Perhaps one of the most interesting metaphors for Facebook and the Facebook Papers comes from an October 2018 post titled “A note about plagues.” The author wrote that Facebook is “currently a medieval city,” and while such a city may have marketplaces, art galleries, universities and inventions, there are also plagues.

“Before you even realize what is happening, it sweeps through the city like a fire,” the author wrote. “Its virulence is fearsome. You have never seen anything like it. You are trying to contain it, but nothing that you can do seems to have any effect. The plague eventually ends. But the city lost many inhabitants. The ones that survived are scared.”
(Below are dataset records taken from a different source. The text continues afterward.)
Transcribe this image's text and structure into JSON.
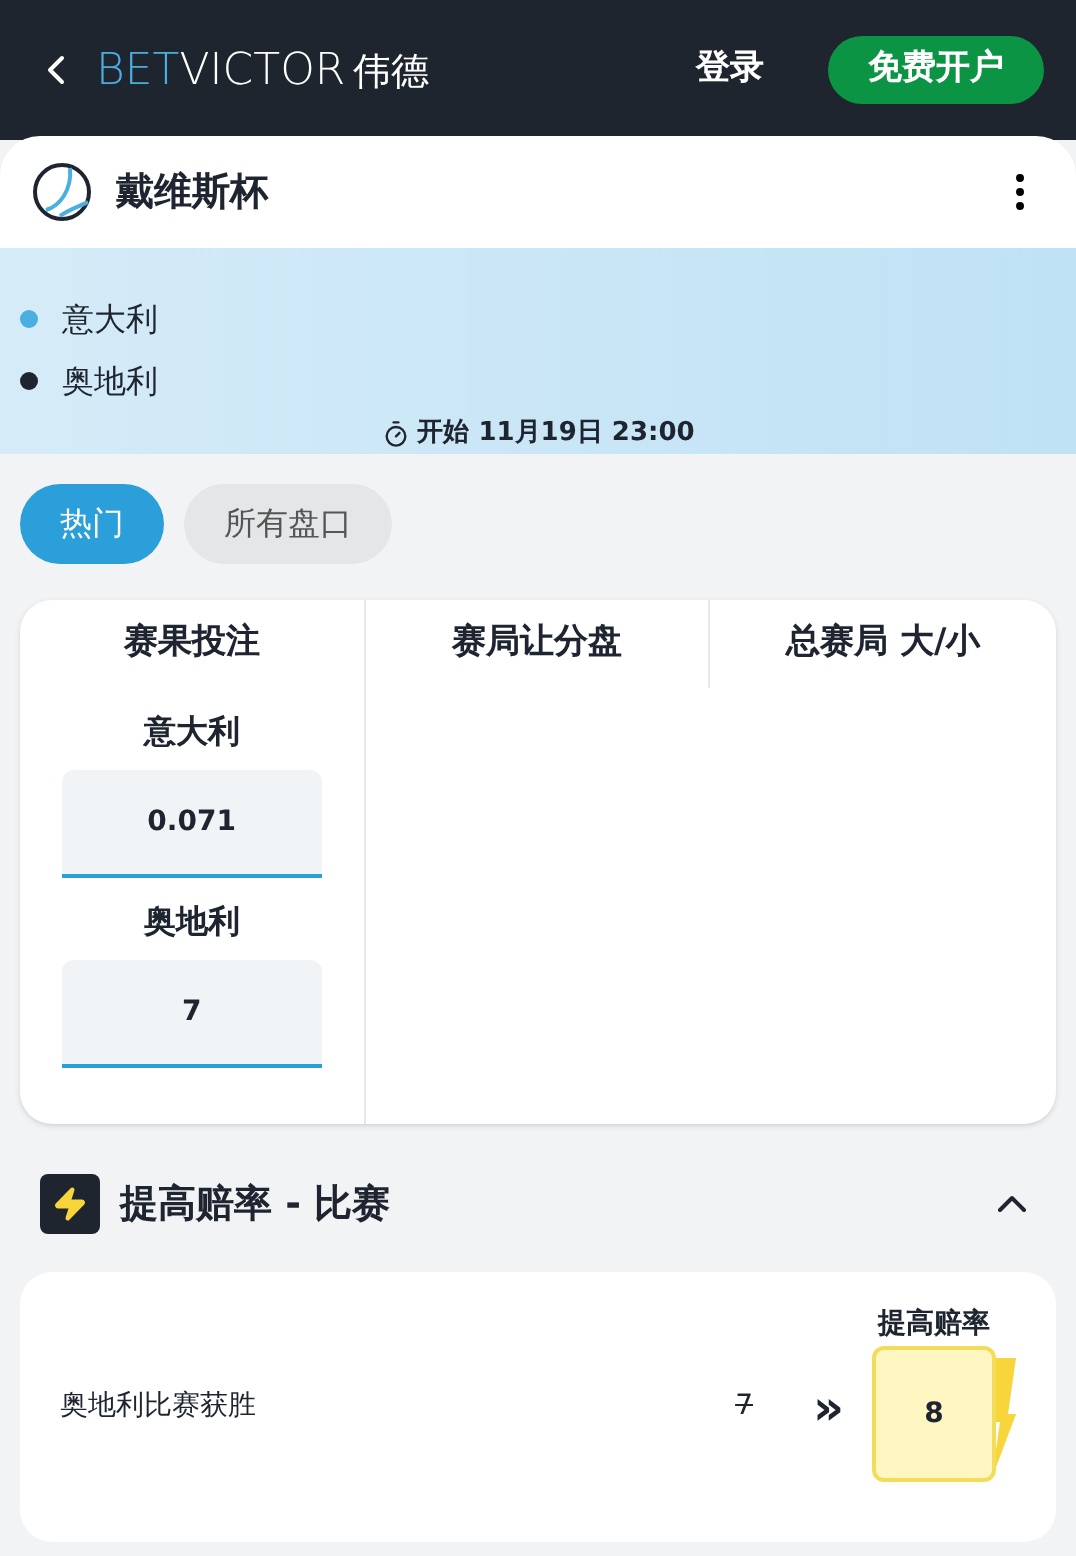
{
  "header": {
    "logo": {
      "part1": "BET",
      "part2": "VICTOR",
      "part3": "伟德"
    },
    "login": "登录",
    "signup": "免费开户"
  },
  "event": {
    "title": "戴维斯杯",
    "teams": [
      {
        "name": "意大利",
        "color": "#4aaee0"
      },
      {
        "name": "奥地利",
        "color": "#1e2530"
      }
    ],
    "start": "开始 11月19日 23:00"
  },
  "tabs": [
    {
      "label": "热门",
      "selected": true
    },
    {
      "label": "所有盘口",
      "selected": false
    }
  ],
  "markets": {
    "columns": [
      "赛果投注",
      "赛局让分盘",
      "总赛局 大/小"
    ],
    "selections": [
      {
        "name": "意大利",
        "odds": "0.071"
      },
      {
        "name": "奥地利",
        "odds": "7"
      }
    ]
  },
  "boost": {
    "title": "提高赔率 - 比赛",
    "expanded": true,
    "label": "提高赔率",
    "rows": [
      {
        "name": "奥地利比赛获胜",
        "old_odds": "7",
        "arrows": "»",
        "new_odds": "8"
      }
    ]
  }
}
The employee notes that some people in the medieval city might say “this was a consequence of some simple error” that can be fixed to prevent future plagues, while others might suggest it’s “not our problem” if disease is inevitable:

“But that would also be a mistake. In fact, this is largely our doing. By creating this city we opened huge opportunities for the people, but we have also opened great opportunities for the germs. We have put people closer together that they were ever. We squeezed them so that waste produced by one infects others. We increased numbers of contacts everyone has. By doing this we broke some thresholds that prevented local outbreaks from turning into global ones. This is our responsibility.
Some might say that this is just how the world works. Those who want to live in a city and profit from it, have also to accept the risk of catching a disease. But that would also be a mistake. This problem can be solved.”

The post also notes that cities have built sewers for waste, filters for drinking water, insecticides for fleas and antibiotics and vaccines for disease—suggesting that problems have been solved to mitigate major issues in the past.

“People come here and get value from it, but they face new dangers that they are not used to,” the author wrote. “It is something that never existed in the history of the world, so it is entirely reasonable that we do not understand its consequences yet. But it doesn’t mean that we should accept them. We have a unique opportunity to study them and find solutions.”

Whether Meta can emerge from its “medieval” Facebook era and enter a renaissance period is yet to be determined. But on the company’s third-quarter earnings call in October, Mark Zuckerberg, Facebook’s cofounder and Meta’s CEO, dismissed the Facebook Papers as a way to “paint a false picture of our company” while noting that “good faith criticism helps us get better.”

“I also think that any honest account should be clear that these issues aren't primarily about social media,” Zuckerberg said. “That means that no matter what Facebook does, we're never going to solve them on our own. For example, polarization started rising in the U.S. before I was born. . . . The reality is, if social media is not the main driver of these issues, then it probably can’t fix them by itself either.”